The Ride of a Lifetime: Lessons Learned from 15 Years as CEO of the Walt Disney Company, 2019

This is one of those books I couldn’t put down. It is additive partly because of the business gossip stories everybody enjoys, partly because (it confirms my hypothesis) there are indeed lots of simliarity in the challenges people face at work, regardless of the level, place and time.

I am surprised to find that me, being a small tech lead on the other side of the planet in the late 2010s, could share many similar experience and thinking as the CEO of a major media company in the world, who rised decades before I was born. I am sure anyone climbing the coporate ladder who reads the book would feel the same. How Iger handled all those challenges is a gem for us all.
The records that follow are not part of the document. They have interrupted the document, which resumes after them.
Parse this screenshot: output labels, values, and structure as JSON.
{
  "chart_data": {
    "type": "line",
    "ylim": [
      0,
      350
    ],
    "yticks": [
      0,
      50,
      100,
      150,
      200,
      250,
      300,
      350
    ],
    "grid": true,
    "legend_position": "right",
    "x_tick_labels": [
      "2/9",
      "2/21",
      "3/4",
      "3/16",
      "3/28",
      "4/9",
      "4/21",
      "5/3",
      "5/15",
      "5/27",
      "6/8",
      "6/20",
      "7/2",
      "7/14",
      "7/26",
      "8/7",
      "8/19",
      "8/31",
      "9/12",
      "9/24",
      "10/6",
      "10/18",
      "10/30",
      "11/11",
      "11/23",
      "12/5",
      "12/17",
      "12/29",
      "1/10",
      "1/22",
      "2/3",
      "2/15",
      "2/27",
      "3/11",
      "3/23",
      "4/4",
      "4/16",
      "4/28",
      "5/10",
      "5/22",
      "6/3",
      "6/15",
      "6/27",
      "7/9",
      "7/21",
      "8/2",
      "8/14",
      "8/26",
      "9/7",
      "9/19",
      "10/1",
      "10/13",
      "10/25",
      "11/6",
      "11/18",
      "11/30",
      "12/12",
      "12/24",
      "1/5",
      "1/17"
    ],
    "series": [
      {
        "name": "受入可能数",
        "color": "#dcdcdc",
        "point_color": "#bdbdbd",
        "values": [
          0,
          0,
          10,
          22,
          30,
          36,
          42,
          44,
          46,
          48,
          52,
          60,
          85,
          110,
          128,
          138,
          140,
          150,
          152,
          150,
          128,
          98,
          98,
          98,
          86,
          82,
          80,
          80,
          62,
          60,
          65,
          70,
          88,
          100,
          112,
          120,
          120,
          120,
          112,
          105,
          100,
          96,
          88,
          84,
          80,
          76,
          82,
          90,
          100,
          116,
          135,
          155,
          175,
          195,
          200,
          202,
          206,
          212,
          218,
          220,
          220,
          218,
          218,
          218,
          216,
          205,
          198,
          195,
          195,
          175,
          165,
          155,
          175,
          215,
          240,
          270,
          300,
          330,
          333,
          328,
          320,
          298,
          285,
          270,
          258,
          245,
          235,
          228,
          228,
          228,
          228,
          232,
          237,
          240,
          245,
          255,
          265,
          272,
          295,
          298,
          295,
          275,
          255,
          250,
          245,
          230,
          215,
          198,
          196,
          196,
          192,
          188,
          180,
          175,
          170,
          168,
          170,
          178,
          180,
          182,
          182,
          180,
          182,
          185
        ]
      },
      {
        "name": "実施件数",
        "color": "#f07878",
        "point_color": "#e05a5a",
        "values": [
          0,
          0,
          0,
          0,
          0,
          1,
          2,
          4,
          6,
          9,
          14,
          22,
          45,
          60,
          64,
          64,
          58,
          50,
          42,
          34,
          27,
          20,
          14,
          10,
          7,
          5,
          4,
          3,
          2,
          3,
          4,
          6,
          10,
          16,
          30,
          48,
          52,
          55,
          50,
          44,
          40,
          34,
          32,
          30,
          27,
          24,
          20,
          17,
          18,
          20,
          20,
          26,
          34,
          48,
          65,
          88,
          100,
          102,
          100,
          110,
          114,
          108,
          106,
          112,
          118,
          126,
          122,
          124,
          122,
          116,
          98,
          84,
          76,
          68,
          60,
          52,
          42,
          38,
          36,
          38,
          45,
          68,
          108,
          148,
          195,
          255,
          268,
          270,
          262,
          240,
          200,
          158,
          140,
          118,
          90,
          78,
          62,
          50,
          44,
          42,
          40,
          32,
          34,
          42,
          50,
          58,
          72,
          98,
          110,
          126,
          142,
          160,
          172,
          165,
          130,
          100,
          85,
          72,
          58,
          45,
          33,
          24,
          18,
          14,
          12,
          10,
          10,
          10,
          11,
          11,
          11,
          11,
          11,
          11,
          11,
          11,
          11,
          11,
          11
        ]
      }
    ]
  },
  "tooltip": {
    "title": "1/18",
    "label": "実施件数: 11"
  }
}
Reading this book, we can confirm what strategy could work, and get some advice when we are in doubt.

Here are just a few lessons I learned or confirmed from Iger’s story:

1. Priority

In my eagerness to demonstrate that I had a strategy for solving all of Disney’s problems and addressing all of the issues we were confronting, I hadn’t prioritized any of them.

You have to convey your priorities clearly and repeatedly. In my experience, it’s what separates great managers from the rest. … Inefficiency sets in, frustration builds up, morale sinks.

You can do a lot for the morale of the people around you (and therefore the people around them) just by taking the guesswork out of their day-to-day life.

Priority is often underrated because it is already in the good employee 101 book. When Iger writes about it while he is late in his career running for CEO, I can assure you it is not a new concept to him at that time. But people just took it granted.

It took 5 minutes in my career to learn priority is important. Maybe 5 days to learn some ways to prioritize things at work. But it took 5 years to realize what priority is about and the cost of it. It is not just about being smart or focused in allocating resource. It is about boldness and decisiveness. It is a bet that costs your ego and everybody’s money.

When you are busy enough, it is natural to fall into the trap of satisfying everyone, especially when you can still push for it. But making everyone happy only brings in a false sense of achievement. It does not bring good end result. It takes courage and confidence to say no to people or to yourself. You need to really give up something in exchange of a future you bet on. Being productive but greedy is often being mediocre.

2. Management

I have heard a lot of management methodologies in my career, many of which are contradicting each other. Now I am starting to believe that there is no such thing as management methodology. Management is the art of balance. The content is often changing and sometimes going in totally different directions under different scenarios.

Here is an excerpt of Iger on pressure management:

There’s no rule book for how to manage this kind of challenge, but in general, you have to try to recognize that when the stakes of a project are very high, there’s not much to be gained from putting additional pressure on the people working on it.

Projecting your anxiety onto your team is counterproductive.

It’s subtle, but there’s a difference between communicating that you share their stress—that you’re in it with them—and communicating that you need them to deliver in order to alleviate your stress.

It makes a lot sense, though I have also seen some managers doing the opposite and get things done.